How do you know from raw sensor data what "the driving situation" is at any time?
Raw sensor data would be handled by a perception network to crank out objects. This is the same as our manner of identifying significant objects to any task. That then becomes the
basic "driving situation". Higher order semantics about the "driving situation" are then determined by the use of other networks. The perception network might actually be multi-level, relying on identification of lines, circles and shapes first, then using a second network to spot wheels, bicycles, cars, legs, arms, and so on. There may be other decompositions which would provide greater mileage, especially if the same networks are supposed to support something like Optimus.
Is the "driving situation" something human labelled?
Yes. That's the way we understand it, so that's the way we would teach it to a learning automaton.
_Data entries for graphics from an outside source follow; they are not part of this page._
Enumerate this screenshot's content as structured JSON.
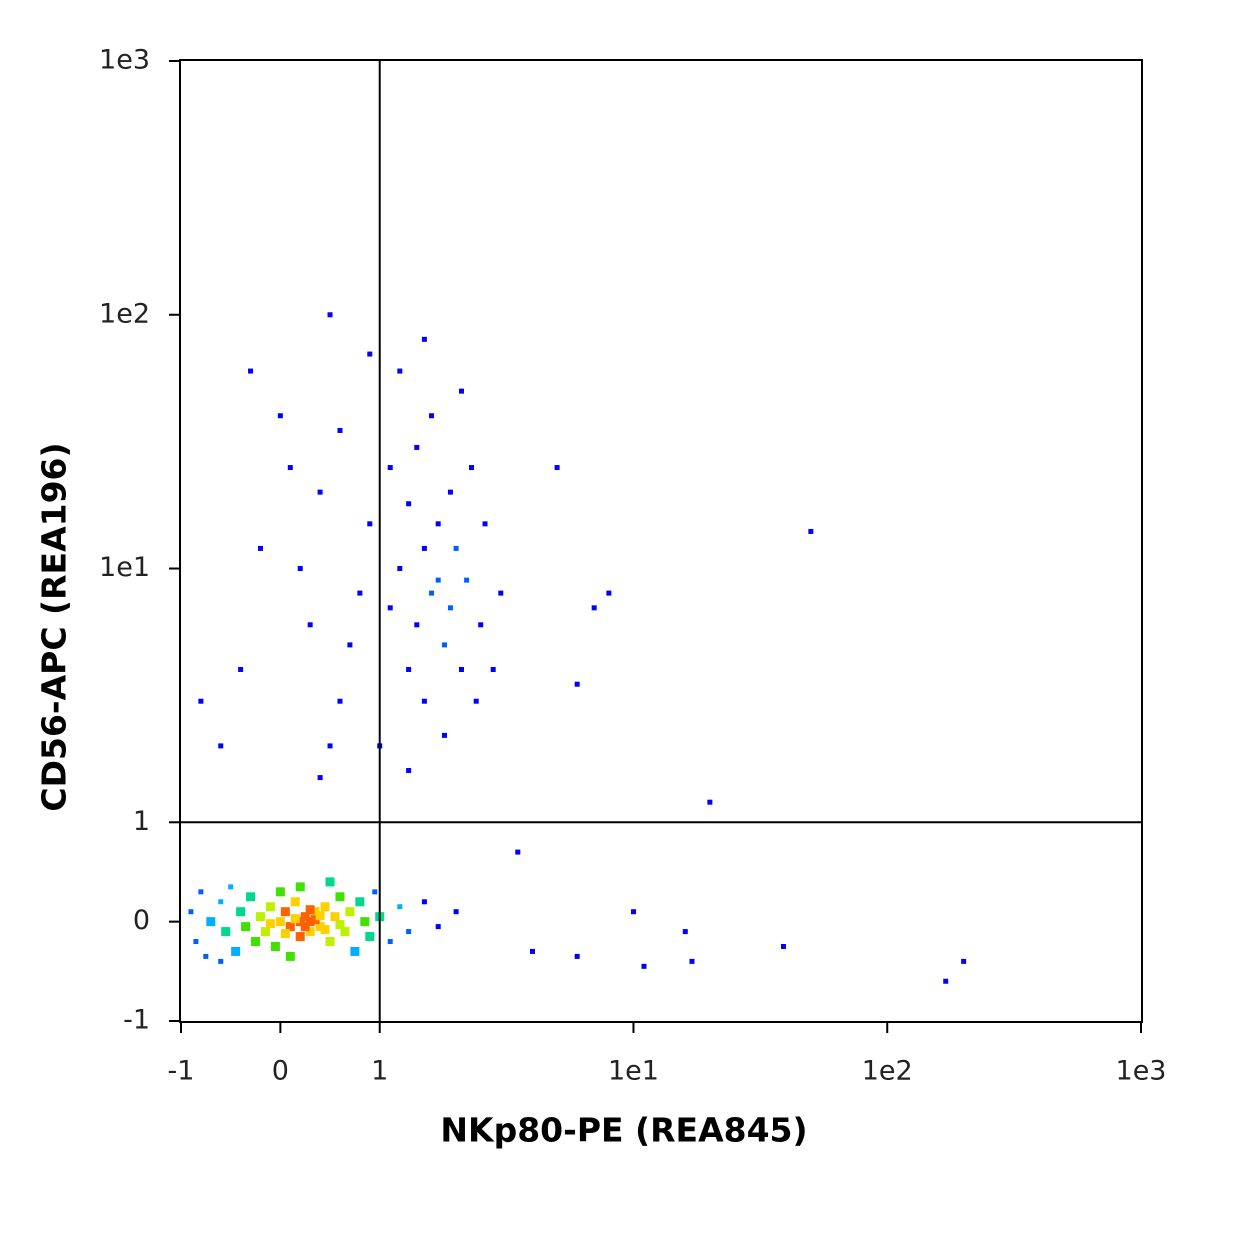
{
  "chart_data": {
    "type": "scatter",
    "xlabel": "NKp80-PE (REA845)",
    "ylabel": "CD56-APC (REA196)",
    "scale": "biexponential",
    "xlim": [
      -1,
      1000
    ],
    "ylim": [
      -1,
      1000
    ],
    "xticks": [
      -1,
      0,
      1,
      {
        "value": 10,
        "label": "1e1"
      },
      {
        "value": 100,
        "label": "1e2"
      },
      {
        "value": 1000,
        "label": "1e3"
      }
    ],
    "yticks": [
      -1,
      0,
      1,
      {
        "value": 10,
        "label": "1e1"
      },
      {
        "value": 100,
        "label": "1e2"
      },
      {
        "value": 1000,
        "label": "1e3"
      }
    ],
    "gates": {
      "x": 1,
      "y": 1
    },
    "color": "#0000ff",
    "x": [
      -0.9,
      -0.85,
      -0.8,
      -0.75,
      -0.7,
      -0.6,
      -0.55,
      -0.5,
      -0.45,
      -0.4,
      -0.35,
      -0.3,
      -0.25,
      -0.2,
      -0.15,
      -0.1,
      -0.05,
      0,
      0.05,
      0.1,
      0.15,
      0.2,
      0.25,
      0.3,
      0.3,
      0.35,
      0.4,
      0.45,
      0.5,
      0.55,
      0.6,
      0.65,
      0.7,
      0.75,
      0.8,
      0.85,
      0.9,
      0.95,
      1.0,
      1.1,
      1.2,
      1.3,
      1.5,
      1.7,
      2.0,
      0.2,
      0.1,
      -0.6,
      0.5,
      0.0,
      0.2,
      0.25,
      0.35,
      0.15,
      0.4,
      -0.1,
      0.6,
      0.05,
      0.3,
      0.45,
      1.2,
      1.4,
      1.6,
      1.8,
      2.0,
      1.3,
      1.5,
      1.1,
      2.2,
      2.5,
      1.7,
      1.9,
      2.3,
      1.4,
      1.6,
      2.1,
      1.2,
      0.9,
      0.8,
      0.7,
      0.6,
      0.5,
      0.4,
      0.3,
      0.2,
      0.1,
      0.0,
      -0.2,
      -0.4,
      -0.6,
      -0.8,
      1.0,
      1.3,
      1.8,
      2.4,
      2.8,
      3.0,
      2.6,
      1.5,
      0.5,
      0.9,
      1.1,
      1.3,
      1.5,
      1.7,
      1.9,
      2.1,
      0.6,
      0.4,
      -0.3,
      5,
      8,
      7,
      6,
      50,
      20,
      4,
      10,
      16,
      17,
      39,
      170,
      200,
      3.5,
      11,
      6
    ],
    "y": [
      0.1,
      -0.2,
      0.3,
      -0.35,
      0.0,
      0.2,
      -0.1,
      0.35,
      -0.3,
      0.1,
      -0.05,
      0.25,
      -0.2,
      0.05,
      -0.1,
      0.15,
      -0.25,
      0,
      0.1,
      -0.05,
      0.2,
      -0.15,
      0.05,
      0,
      -0.1,
      0.1,
      -0.05,
      0.15,
      -0.2,
      0.05,
      0.25,
      -0.1,
      0.1,
      -0.3,
      0.2,
      0,
      -0.15,
      0.3,
      0.05,
      -0.2,
      0.15,
      -0.1,
      0.2,
      -0.05,
      0.1,
      0.35,
      -0.35,
      -0.4,
      0.4,
      0.3,
      0.0,
      -0.05,
      0.02,
      0.03,
      0.06,
      -0.02,
      -0.03,
      -0.12,
      0.12,
      -0.08,
      10,
      6,
      8,
      5,
      12,
      4,
      3,
      7,
      9,
      6,
      15,
      20,
      25,
      30,
      40,
      50,
      60,
      15,
      8,
      5,
      3,
      2,
      1.5,
      6,
      10,
      25,
      40,
      12,
      4,
      2,
      3,
      2,
      1.6,
      2.2,
      3,
      4,
      8,
      15,
      80,
      100,
      70,
      25,
      18,
      12,
      9,
      7,
      4,
      35,
      20,
      60,
      25,
      8,
      7,
      3.5,
      14,
      1.2,
      -0.3,
      0.1,
      -0.1,
      -0.4,
      -0.25,
      -0.6,
      -0.4,
      0.7,
      -0.45,
      -0.35
    ]
  }
}
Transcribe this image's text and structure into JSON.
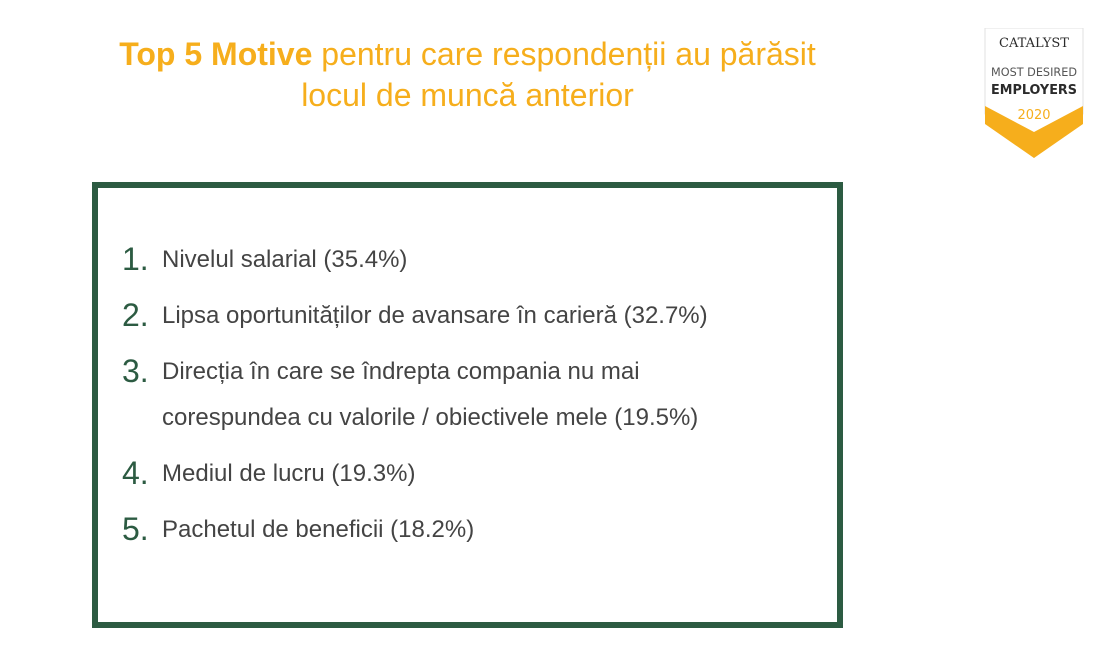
{
  "title": {
    "bold_part": "Top 5 Motive",
    "rest_part": " pentru care respondenții au părăsit",
    "line2": "locul de muncă anterior"
  },
  "badge": {
    "brand": "CATALYST",
    "line1": "MOST DESIRED",
    "line2": "EMPLOYERS",
    "year": "2020",
    "colors": {
      "gold": "#f6ae1c",
      "dark": "#2b2b2b",
      "grey": "#c7c7c7"
    }
  },
  "reasons": [
    {
      "number": "1.",
      "text": "Nivelul salarial (35.4%)"
    },
    {
      "number": "2.",
      "text": "Lipsa oportunităților de avansare în carieră (32.7%)"
    },
    {
      "number": "3.",
      "text": "Direcția în care se îndrepta compania nu mai corespundea cu valorile / obiectivele mele (19.5%)"
    },
    {
      "number": "4.",
      "text": "Mediul de lucru (19.3%)"
    },
    {
      "number": "5.",
      "text": "Pachetul de beneficii (18.2%)"
    }
  ],
  "colors": {
    "accent": "#f6ae1c",
    "frame": "#2c5b42",
    "text": "#444444"
  }
}
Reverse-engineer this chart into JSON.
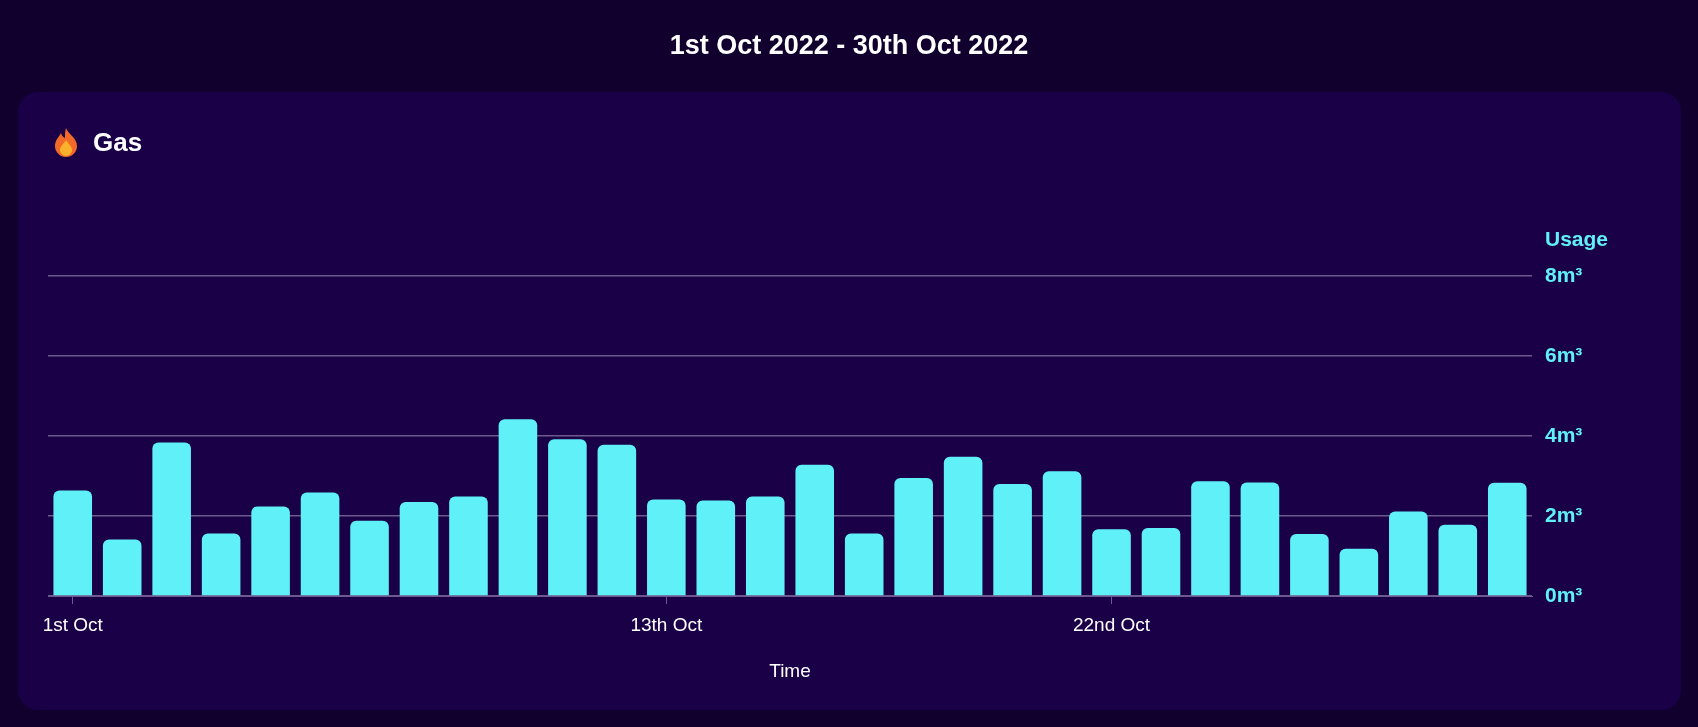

In doing so, we can hope to instrument the thing to learn what it is doing and why because the semantic transitions between the networks are exposed and familiar.
How do you get that, what happens if there is more than one at the same time, unprotected left with a child in the crosswalk, and someone swerving into your lane?
That would be the highest semantic level and would likely be learned entirely by training because there are no semantics that we have developed other than "Do the right thing". That training would be based on high level notions such as "executing unprotected left", "child" and "crosswalk" as opposed to "Here are some pixels". If somebody who was looking hard at this found higher level semantics that could be trained and used by other networks, then so much the better.
I prefer this sort of controlled and structured approach because something like an LLM just screams hubris. "We don't understand everything about it, but it does amazing stuff, so we're gonna ship it." I have the same problem with modern software engineers using platforms, packages, virtual machines and so on; they don't know what it is that they're creating, but it does what they want, so they sell it. Later they find out that it does other things that they didn't want.